As George W. Bush gears up for the 2000 Presidential election, a key question is becoming clear: Is he compassionate--or a conservative?
Bush, of course, says he's both. And he has successfully walked this political tightrope as Texas governor for five years. He has won over minorities, women, and moderate suburbanites by stressing inclusiveness and rebuffing right-wing efforts to repeal affirmative action laws. At the same time, his pro-gun, anti-abortion, anti-gay-rights record cheers social conservatives. Last November, Bush proved he could be all things to most people when Lone Star staters gave him a second term with a record 70% of the vote.
But Bush will find it difficult to replicate that formula on the national stage. His strategy is to run far enough to the right on some social issues to capture the GOP nomination, but to avoid overheated rhetoric that would alienate the social moderates who are key in the general election. Bush's rivals, though, want to pin him down. "At some point, he has got to say which side he is on," says Republican pollster Kellyanne Fitzpatrick, who is working on the Presidential campaign of former Vice-President Dan Quayle.

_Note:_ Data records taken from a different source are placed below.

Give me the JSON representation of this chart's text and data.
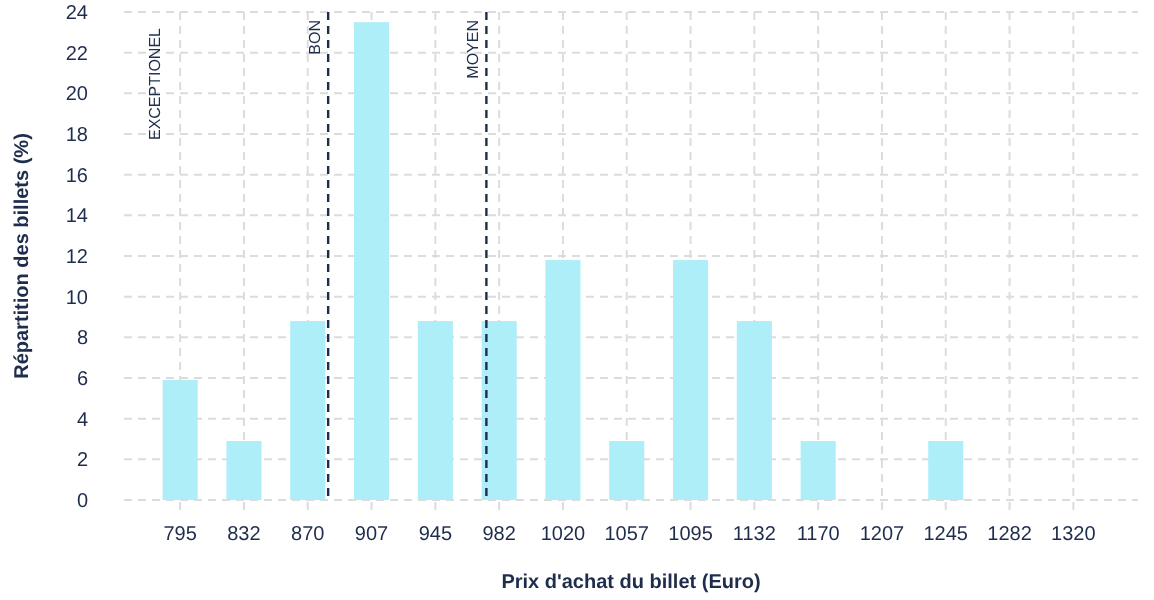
{
  "chart_data": {
    "type": "bar",
    "xlabel": "Prix d'achat du billet (Euro)",
    "ylabel": "Répartition des billets (%)",
    "x": [
      795,
      832.5,
      870,
      907.5,
      945,
      982.5,
      1020,
      1057.5,
      1095,
      1132.5,
      1170,
      1207.5,
      1245,
      1282.5,
      1320
    ],
    "values": [
      5.9,
      2.9,
      8.8,
      23.5,
      8.8,
      8.8,
      11.8,
      2.9,
      11.8,
      8.8,
      2.9,
      0,
      2.9,
      0,
      0
    ],
    "color": "#aeeef8",
    "xlim": [
      762,
      1358
    ],
    "xticks": [
      795,
      {
        "value": 832.5,
        "label": "832"
      },
      870,
      {
        "value": 907.5,
        "label": "907"
      },
      945,
      {
        "value": 982.5,
        "label": "982"
      },
      1020,
      {
        "value": 1057.5,
        "label": "1057"
      },
      1095,
      {
        "value": 1132.5,
        "label": "1132"
      },
      1170,
      {
        "value": 1207.5,
        "label": "1207"
      },
      1245,
      {
        "value": 1282.5,
        "label": "1282"
      },
      1320
    ],
    "ylim": [
      0,
      24
    ],
    "yticks": [
      0,
      2,
      4,
      6,
      8,
      10,
      12,
      14,
      16,
      18,
      20,
      22,
      24
    ],
    "grid": true,
    "ref_lines": [
      {
        "axis": "x",
        "value": 882,
        "label": "BON",
        "color": "#1f2d4d",
        "line_style": "dashed"
      },
      {
        "axis": "x",
        "value": 975,
        "label": "MOYEN",
        "color": "#1f2d4d",
        "line_style": "dashed"
      }
    ],
    "annotations": [
      "EXCEPTIONEL"
    ]
  }
}
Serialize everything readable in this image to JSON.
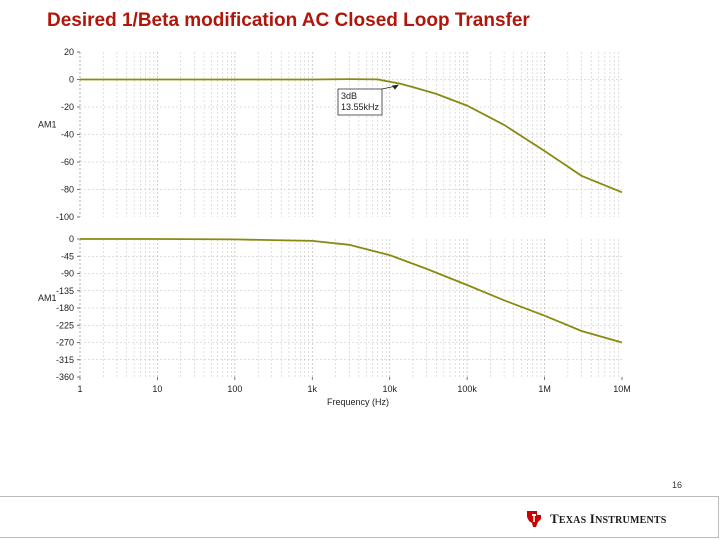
{
  "slide": {
    "title": "Desired 1/Beta modification AC Closed Loop Transfer",
    "page_number": "16",
    "logo_text": "Texas Instruments"
  },
  "colors": {
    "title": "#b1160b",
    "trace": "#8a8a12",
    "grid": "#bfbfbf",
    "logo_red": "#cc0000"
  },
  "chart_data": [
    {
      "type": "line",
      "scale_x": "log",
      "xlim": [
        1,
        10000000
      ],
      "ylim": [
        -100,
        20
      ],
      "ylabel": "AM1",
      "yticks": [
        "20",
        "0",
        "-20",
        "-40",
        "-60",
        "-80",
        "-100"
      ],
      "grid": true,
      "series": [
        {
          "x": [
            1,
            10,
            100,
            1000,
            3000,
            7000,
            13550,
            20000,
            40000,
            100000,
            300000,
            1000000,
            3000000,
            10000000
          ],
          "y": [
            0,
            0,
            0,
            0,
            0.3,
            0.1,
            -3,
            -5.5,
            -10.5,
            -19,
            -33,
            -52,
            -70,
            -82
          ]
        }
      ],
      "annotations": [
        {
          "text": [
            "3dB",
            "13.55kHz"
          ],
          "x": 13550,
          "y": -3
        }
      ]
    },
    {
      "type": "line",
      "scale_x": "log",
      "xlim": [
        1,
        10000000
      ],
      "ylim": [
        -360,
        0
      ],
      "ylabel": "AM1",
      "xlabel": "Frequency (Hz)",
      "yticks": [
        "0",
        "-45",
        "-90",
        "-135",
        "-180",
        "-225",
        "-270",
        "-315",
        "-360"
      ],
      "xticks": [
        "1",
        "10",
        "100",
        "1k",
        "10k",
        "100k",
        "1M",
        "10M"
      ],
      "grid": true,
      "series": [
        {
          "x": [
            1,
            10,
            100,
            1000,
            3000,
            10000,
            30000,
            100000,
            300000,
            1000000,
            3000000,
            10000000
          ],
          "y": [
            0,
            0,
            -1,
            -5,
            -15,
            -42,
            -78,
            -120,
            -160,
            -200,
            -240,
            -270
          ]
        }
      ]
    }
  ]
}
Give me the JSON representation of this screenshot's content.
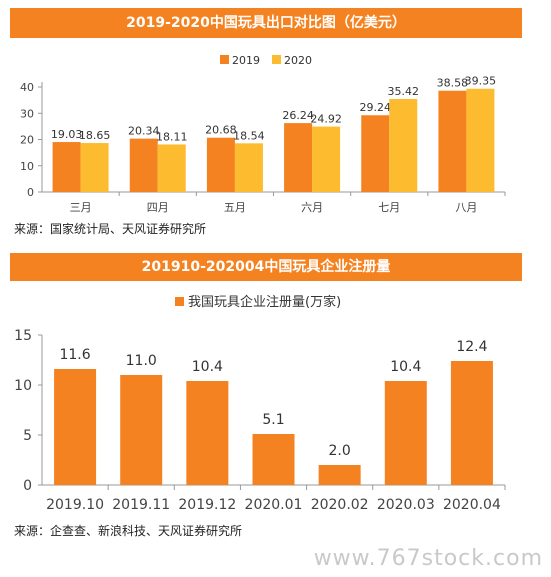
{
  "chart_data": [
    {
      "type": "bar",
      "title": "2019-2020中国玩具出口对比图（亿美元）",
      "categories": [
        "三月",
        "四月",
        "五月",
        "六月",
        "七月",
        "八月"
      ],
      "series": [
        {
          "name": "2019",
          "values": [
            19.03,
            20.34,
            20.68,
            26.24,
            29.24,
            38.58
          ],
          "color": "#f58220"
        },
        {
          "name": "2020",
          "values": [
            18.65,
            18.11,
            18.54,
            24.92,
            35.42,
            39.35
          ],
          "color": "#fdbb2f"
        }
      ],
      "ylim": [
        0,
        40
      ],
      "yticks": [
        0,
        10,
        20,
        30,
        40
      ],
      "legend": "top",
      "source": "来源：国家统计局、天风证券研究所"
    },
    {
      "type": "bar",
      "title": "201910-202004中国玩具企业注册量",
      "categories": [
        "2019.10",
        "2019.11",
        "2019.12",
        "2020.01",
        "2020.02",
        "2020.03",
        "2020.04"
      ],
      "series": [
        {
          "name": "我国玩具企业注册量(万家)",
          "values": [
            11.6,
            11.0,
            10.4,
            5.1,
            2.0,
            10.4,
            12.4
          ],
          "color": "#f58220"
        }
      ],
      "ylim": [
        0,
        15
      ],
      "yticks": [
        0,
        5,
        10,
        15
      ],
      "legend": "top",
      "source": "来源：企查查、新浪科技、天风证券研究所"
    }
  ],
  "watermark": "www.767stock.com"
}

NO. 1 SON. Bush backers say critics mistake consensus-building for waffling. "His instinct is to unite people rather than divide," says Karen Hughes, a top aide. Indeed, Bush has even won over some Democrats. Says Sandy Kress, a former Dallas County Democratic chair who backs Bush: "His own views are rather conservative, yet Bush shows respect to people with whom he differs."
Still, a kinder, gentler approach could cause trouble for the former President's eldest son in a primary dominated by the party's right wing. Already, Bush has angered true believers on both sides of the abortIon debate. Abortion-rights advocates dismiss Bush as a 100%abortion foe. But anti-abortion groups groan when Bush acknowledges that the U.S. is unlikely ever to ban all abortions. They give the governor scant credit for the May 22 Texas House passage of a bill to require parental notification before teens receive abortions. Bush's stance is "an abdication of leadership," charges Colleen Parro, director of the Republican National Coalition for Life.
Bush is finding it even trickier to waltz down the middle on gun control. After the Littleton (Colo.) high school massacre, Bush's top rival for the centrist vote--former Transportation Secretary Elizabeth H. Dole--quickly embraced various gun curbs. Bush, who in 1997 signed a bill allowing Texans to carry concealed weapons, responded unsurely. On Apr. 22, he endorsed instant background checks at gun shows. But Bush hadn't backed a similar bill that had failed in the Texas legislature a day earlier. The reason: He favors a federal, not state, law. Complains Texas Democratic Party Chair Molly Beth Malcolm: "He beats around the bush on everything."
Or take Texas legislation on hate crimes. A proposal named for James Byrd Jr., the Jasper (Tex.) black man who was dragged to his death by white supremacists, was nixed by the Republican-controlled state Senate because it included protections for homosexual victims. Bush refused to speak out for the bill, and Byrd's family blamed him For its demise. Democrats accuse Bush of pandering to Christian conservatives. "Bush is starting to show his far-right spots," jabs Democratic National Committee Chair Joe Andrew.
Bush will soon have to decide which wing of the Republican Party he's from. He could follow Ronald Reagan's approach by taking strong conservative stands on issues and hope to attract voters who disagree but like his character. Or he could adopt the Bill Clinton formula: Talk about broad themes and try to be all things to all people. Either approach is risky. But he won't be able to get away much longer with hiS current approach, which has been to sit back with his finger to the wind.